Seven Last Casts 1

Dec 15, 2010 by Guest

BY JEFF LUND

I’m a seven last-casts type of guy.

I set certain conditions that hopefully will qualify as excuses to stay riverside, or contrastingly provide reasonable closure. Sometimes the criteria is demanding, last cast unless I hook one or get a bite’. Others, less optimistic, ‘okay, last cast unless I see a fish’. Either way usually works out to roughly seven casts.

Some would think the perfect end to a day on the water would be netting a fish, but that could also indicate the bite is back on, so why leave when things are heating up?

Though at times, waiting until you catch a fish can be an unbearable endeavor.

Saturday afternoon was one of those days you catch a good amount of fish but the one that sticks out is the two footer that you didn’t catch. Since you have caught plenty, there is no Ahab-ian response to that big smart fish so you can leave it be, and allow feeding your own stomach to supersede lying to fish about feeding theirs.

I was working the narrowing inlet back toward my truck when a tree branch with a tail chased my lure. I had no intention of doing anything more than cast as I walked back, but that huge rainbow made me stop. I figured, after seven casts, that if I wasn’t stupid by then, it wasn’t going to be stupid just to mix it up, plus I was tired and hungry, so I left.

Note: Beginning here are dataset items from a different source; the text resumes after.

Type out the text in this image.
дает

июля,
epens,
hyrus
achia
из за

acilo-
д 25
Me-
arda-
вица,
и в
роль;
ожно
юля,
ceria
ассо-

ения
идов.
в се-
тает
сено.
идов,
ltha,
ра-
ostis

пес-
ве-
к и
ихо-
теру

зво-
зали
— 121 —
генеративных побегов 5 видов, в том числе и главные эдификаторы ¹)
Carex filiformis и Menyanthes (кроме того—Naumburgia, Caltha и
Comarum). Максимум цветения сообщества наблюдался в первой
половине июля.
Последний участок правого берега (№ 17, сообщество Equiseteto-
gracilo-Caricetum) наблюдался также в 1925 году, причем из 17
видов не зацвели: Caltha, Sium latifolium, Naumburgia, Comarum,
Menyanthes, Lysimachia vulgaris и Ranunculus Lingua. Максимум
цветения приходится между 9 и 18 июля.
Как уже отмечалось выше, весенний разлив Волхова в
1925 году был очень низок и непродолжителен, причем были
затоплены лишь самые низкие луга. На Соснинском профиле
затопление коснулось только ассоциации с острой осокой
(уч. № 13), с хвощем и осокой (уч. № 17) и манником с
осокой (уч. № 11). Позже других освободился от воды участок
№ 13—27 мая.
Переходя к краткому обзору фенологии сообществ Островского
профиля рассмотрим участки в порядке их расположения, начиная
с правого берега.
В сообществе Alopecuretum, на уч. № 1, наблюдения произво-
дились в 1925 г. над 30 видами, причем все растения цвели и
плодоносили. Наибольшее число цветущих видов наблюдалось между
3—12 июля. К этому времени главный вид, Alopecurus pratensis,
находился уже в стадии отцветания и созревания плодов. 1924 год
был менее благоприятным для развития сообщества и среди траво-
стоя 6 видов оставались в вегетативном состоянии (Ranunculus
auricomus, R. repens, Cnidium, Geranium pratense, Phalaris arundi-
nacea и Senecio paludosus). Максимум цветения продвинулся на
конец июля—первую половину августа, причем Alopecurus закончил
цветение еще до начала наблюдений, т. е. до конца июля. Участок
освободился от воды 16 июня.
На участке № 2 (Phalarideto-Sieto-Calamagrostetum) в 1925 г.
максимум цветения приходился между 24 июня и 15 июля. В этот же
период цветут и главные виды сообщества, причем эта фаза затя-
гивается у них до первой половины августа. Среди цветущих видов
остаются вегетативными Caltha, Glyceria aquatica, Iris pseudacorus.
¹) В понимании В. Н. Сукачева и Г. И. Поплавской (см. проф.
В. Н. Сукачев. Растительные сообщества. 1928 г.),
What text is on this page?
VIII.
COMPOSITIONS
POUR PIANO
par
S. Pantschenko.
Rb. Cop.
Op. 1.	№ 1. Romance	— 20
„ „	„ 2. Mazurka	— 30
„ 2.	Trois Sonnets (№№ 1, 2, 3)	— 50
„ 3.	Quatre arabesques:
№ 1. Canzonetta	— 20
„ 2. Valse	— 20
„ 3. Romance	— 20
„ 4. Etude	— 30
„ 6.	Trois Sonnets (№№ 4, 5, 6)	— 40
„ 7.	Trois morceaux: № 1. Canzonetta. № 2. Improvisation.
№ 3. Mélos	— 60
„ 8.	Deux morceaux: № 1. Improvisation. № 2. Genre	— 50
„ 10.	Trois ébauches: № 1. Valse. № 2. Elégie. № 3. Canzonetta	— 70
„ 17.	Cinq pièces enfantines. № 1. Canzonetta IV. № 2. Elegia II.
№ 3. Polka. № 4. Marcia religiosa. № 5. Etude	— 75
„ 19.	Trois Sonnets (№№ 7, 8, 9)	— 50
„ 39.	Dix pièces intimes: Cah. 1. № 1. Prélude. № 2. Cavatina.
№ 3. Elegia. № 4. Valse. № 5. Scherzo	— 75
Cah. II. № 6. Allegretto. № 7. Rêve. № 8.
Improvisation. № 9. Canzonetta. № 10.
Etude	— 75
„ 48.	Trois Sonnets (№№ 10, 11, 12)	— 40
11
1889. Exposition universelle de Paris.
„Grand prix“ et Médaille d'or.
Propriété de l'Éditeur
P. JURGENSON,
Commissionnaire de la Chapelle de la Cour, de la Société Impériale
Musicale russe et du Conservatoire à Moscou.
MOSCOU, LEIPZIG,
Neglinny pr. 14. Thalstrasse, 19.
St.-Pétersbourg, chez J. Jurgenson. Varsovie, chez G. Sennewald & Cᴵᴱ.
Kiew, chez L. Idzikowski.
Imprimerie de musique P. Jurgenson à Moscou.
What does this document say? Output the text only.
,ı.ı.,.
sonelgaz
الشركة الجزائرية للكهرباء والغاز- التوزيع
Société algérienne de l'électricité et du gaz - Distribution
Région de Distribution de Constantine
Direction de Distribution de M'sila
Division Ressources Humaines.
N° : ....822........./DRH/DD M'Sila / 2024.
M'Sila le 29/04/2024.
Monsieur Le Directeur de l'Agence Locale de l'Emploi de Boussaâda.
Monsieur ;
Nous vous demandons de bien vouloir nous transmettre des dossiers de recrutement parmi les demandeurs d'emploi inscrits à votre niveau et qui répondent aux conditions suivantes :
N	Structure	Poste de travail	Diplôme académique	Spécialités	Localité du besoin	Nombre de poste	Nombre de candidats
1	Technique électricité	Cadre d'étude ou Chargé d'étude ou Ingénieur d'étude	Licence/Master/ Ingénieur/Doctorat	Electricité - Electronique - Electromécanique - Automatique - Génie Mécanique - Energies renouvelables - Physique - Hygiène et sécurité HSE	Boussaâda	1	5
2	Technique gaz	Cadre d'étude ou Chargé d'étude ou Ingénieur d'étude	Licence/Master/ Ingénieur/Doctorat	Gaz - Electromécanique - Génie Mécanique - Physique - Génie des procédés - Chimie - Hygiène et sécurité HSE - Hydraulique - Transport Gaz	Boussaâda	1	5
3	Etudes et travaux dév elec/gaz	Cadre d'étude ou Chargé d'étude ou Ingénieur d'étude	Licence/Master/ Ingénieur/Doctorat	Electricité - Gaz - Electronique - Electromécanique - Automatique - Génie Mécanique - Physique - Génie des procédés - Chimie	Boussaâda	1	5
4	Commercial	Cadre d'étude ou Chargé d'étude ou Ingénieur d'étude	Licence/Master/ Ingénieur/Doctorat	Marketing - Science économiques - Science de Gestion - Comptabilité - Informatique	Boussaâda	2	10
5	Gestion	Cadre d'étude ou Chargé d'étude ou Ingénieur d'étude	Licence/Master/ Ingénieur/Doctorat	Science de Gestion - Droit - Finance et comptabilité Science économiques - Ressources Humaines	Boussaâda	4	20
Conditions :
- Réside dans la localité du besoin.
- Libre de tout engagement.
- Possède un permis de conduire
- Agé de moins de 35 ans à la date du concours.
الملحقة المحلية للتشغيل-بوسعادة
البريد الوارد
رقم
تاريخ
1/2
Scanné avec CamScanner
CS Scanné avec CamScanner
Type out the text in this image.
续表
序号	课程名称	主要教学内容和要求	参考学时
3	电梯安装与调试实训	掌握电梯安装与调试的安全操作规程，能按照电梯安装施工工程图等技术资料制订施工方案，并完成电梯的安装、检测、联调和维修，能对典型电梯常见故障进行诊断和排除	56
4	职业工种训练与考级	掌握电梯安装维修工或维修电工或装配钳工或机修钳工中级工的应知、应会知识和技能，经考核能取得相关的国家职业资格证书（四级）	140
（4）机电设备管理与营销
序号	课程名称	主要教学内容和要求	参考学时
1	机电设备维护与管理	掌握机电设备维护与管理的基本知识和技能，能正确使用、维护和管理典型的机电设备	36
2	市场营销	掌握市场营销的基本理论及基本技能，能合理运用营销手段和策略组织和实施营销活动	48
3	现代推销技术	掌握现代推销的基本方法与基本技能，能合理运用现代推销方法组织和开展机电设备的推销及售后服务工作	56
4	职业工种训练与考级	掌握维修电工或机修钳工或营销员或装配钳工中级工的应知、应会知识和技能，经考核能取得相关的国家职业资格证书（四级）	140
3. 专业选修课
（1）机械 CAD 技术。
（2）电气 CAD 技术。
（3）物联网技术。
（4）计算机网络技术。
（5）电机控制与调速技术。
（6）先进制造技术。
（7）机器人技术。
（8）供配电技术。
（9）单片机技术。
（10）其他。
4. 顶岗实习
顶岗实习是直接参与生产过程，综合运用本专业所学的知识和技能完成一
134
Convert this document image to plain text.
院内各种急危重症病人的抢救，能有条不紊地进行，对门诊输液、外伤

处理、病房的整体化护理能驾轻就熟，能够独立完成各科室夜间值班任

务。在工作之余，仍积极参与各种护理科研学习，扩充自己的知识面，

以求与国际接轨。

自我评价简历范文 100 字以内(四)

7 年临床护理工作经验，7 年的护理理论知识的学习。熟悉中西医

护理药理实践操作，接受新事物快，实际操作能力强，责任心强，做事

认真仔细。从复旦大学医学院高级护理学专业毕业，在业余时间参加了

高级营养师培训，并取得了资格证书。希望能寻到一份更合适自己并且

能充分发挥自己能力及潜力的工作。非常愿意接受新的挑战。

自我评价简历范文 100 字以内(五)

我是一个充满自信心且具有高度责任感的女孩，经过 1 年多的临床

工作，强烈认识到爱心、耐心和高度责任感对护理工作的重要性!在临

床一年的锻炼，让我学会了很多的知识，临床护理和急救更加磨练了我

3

I cleaned up a bit back at the room, accidentally using the scented shampoo which made my hair smell like flower bed extract – a sharp contrast to the fish slime and body odor offered by my jacket, then walked a mile to dinner.

Bothered only by the low calls of birds I peered west in the dying sunlight, past the remains of a chimney built in 1862 by a man that never expected me to be there one day reading about what he built while my phone lets me know someone sent me an email.

“Sorry” I said, just in case.

Not that he’d be offended by the vibration in my pocket more than the fact that what’s left of his ranch is now surrounded by houses that are only semi-discrete in hiding the income bracket of the owners. His place is now an after thought for most, a pillar of the past worn by generations and witness to the death of the frontier.

Much like the structure itself, maple and oak leaves clung out of sheer loyalty to the tips of twigs so small and delicate the foliage appeared to hover tortuously close to being lost.

After an afternoon of hiking up and down the steep incline of the shore at New Melones, I was void of the energy to feel much but relaxed. There did seem to be some gravity in the moment, but I decided not to get too emotional over a stack of rectangular rocks, because that’s all they are – a reminder of a past we can access only through stories, books and imagination.

They were the times of fee-less tree chopping for Christmas and before sections of the foothills were flooded by the damming of every river up and down the Sierra Nevada. I can’t pretend to know what it was like to endure the murderous intensity of winter nature before the comforts of today and nice little kastmasters that catch trout in bunches.

So rather than soak myself in the inconsequential as I chewed on roasted duck I thought about the trout I caught and what would have happened if I had stayed for one more cast.


Jeff Lund
Teacher/Freelance Writer
Manteca, CA

"Its the coming back, the return which gives meaning to the going forth. We really don't know where we've been until we've come back to where we were. Only, where we were may not be as it was, because of whom we've become. Which, after all, is why we left." – Bernard Stevens  Northern Exposure

1 comments

Rob Endsley on Dec 15, 2010 at 11:35 am said:

This is classic! I'm a 20 last casts sort of guy I guess.